Jak dotychczas, emerytura będzie mogła być podwyższana o 0,5 proc. za każdy pełny miesiąc pełnienia służby na froncie w czasie wojny oraz w strefie działań wojennych. Nie przewidziano łączenia emerytury z rentą. Nowy system obejmie osoby, które wstąpią do służby po wejściu w życie nowych przepisów, czyli na początku 2013 roku.
Sejm odrzucił wszystkie poprawki i wnioski mniejszości - było ich w sumie ponad 30. Dotyczyły one m.in. sposobu obliczania wysokości emerytury oraz włączenia do systemu emerytur mundurowych Straży Marszałkowskiej, celników i funkcjonariuszy lotniskowej straży pożarnej (przedstawiciele tych służb objęci są powszechnym systemem emerytalnym).
"Zasada jest bardzo prosta. Wszyscy docelowo powinni być w systemie powszechnym. My powoli, stopniowo wprowadzamy kolejne służby, nie ogranicza się to tylko i wyłącznie do nowo wstępujących. (...) Wobec tego nie ma możliwości, żeby iść w drugą stronę" - mówił podczas piątkowej debaty minister finansów Jacek Rostowski, odnosząc się do propozycji objęcia tych grup zawodowych systemem emerytur mundurowych.
Z kolei premier Donald Tusk mówił w Sejmie, że opinia wyrażona przez Rostowskiego ma charakter konkretnej propozycji, jaką szef resortu finansów złożył na posiedzeniu rządu podczas rozpatrywania projektu emerytur mundurowych. "Minister Rostowski jest zwolennikiem upowszechnienia systemu emerytalnego tak szeroko, jak to tylko możliwe, ale nie przeforsował swojej koncepcji; był jedyny właściwie na Radzie Ministrów z tym głosem. Decyzja tego rządu jest jednoznaczna i ostateczna" - powiedział Tusk.

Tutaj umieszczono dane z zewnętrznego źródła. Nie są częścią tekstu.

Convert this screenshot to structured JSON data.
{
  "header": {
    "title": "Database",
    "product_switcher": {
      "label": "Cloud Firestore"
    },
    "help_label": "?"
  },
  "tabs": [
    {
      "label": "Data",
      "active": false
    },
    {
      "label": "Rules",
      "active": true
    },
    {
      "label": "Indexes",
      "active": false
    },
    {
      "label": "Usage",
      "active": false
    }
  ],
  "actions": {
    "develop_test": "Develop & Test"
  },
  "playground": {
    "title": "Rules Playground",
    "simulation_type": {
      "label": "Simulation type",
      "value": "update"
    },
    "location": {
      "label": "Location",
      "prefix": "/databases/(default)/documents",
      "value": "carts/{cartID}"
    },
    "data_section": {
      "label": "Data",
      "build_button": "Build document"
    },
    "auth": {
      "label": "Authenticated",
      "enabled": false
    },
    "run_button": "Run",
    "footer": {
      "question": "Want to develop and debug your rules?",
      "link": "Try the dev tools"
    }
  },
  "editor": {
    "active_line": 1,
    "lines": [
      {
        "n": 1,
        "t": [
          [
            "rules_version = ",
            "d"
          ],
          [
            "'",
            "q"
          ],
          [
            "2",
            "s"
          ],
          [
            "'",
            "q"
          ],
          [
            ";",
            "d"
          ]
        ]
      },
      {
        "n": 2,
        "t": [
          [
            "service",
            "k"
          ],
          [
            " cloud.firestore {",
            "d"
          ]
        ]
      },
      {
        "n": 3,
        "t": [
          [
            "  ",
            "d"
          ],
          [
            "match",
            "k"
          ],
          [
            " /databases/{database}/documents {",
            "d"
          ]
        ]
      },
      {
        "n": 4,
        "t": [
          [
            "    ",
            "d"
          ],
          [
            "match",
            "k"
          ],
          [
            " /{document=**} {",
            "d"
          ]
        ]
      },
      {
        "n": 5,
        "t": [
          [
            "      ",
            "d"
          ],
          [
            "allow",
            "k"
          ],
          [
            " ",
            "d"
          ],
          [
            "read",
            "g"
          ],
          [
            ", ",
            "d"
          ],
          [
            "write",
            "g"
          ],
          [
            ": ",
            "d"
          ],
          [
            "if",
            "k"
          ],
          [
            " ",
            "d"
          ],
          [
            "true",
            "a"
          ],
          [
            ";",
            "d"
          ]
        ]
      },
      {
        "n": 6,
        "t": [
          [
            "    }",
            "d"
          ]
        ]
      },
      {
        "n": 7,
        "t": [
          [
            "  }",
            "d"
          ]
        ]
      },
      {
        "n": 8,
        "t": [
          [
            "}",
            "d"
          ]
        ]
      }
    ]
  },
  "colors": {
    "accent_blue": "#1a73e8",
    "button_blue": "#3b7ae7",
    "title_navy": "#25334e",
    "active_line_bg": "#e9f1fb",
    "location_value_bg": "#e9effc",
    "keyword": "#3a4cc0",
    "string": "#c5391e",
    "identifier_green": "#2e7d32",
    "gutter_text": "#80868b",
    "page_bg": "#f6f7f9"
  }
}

Jak mówił, zadaniem reformy było m.in. naprawienie wyraźnej nierównowagi i usunięcie wypaczeń w emeryturach mundurowych. "Ta sytuacja, w której trzydziestokilkuletni emeryci z niezłym uposażeniem podejmują pracę i obok na stanowisku mają kolegę czy koleżankę w dramatycznie gorszej sytuacji" - powiedział Tusk.
Obecnie, by przejść na emeryturę, mundurowi muszą - niezależnie od wieku - przepracować 15 lat. Wtedy emerytura wynosi 40 proc. ostatniego uposażenia. Maksymalna emerytura wynosi 75 proc. ostatniej pensji.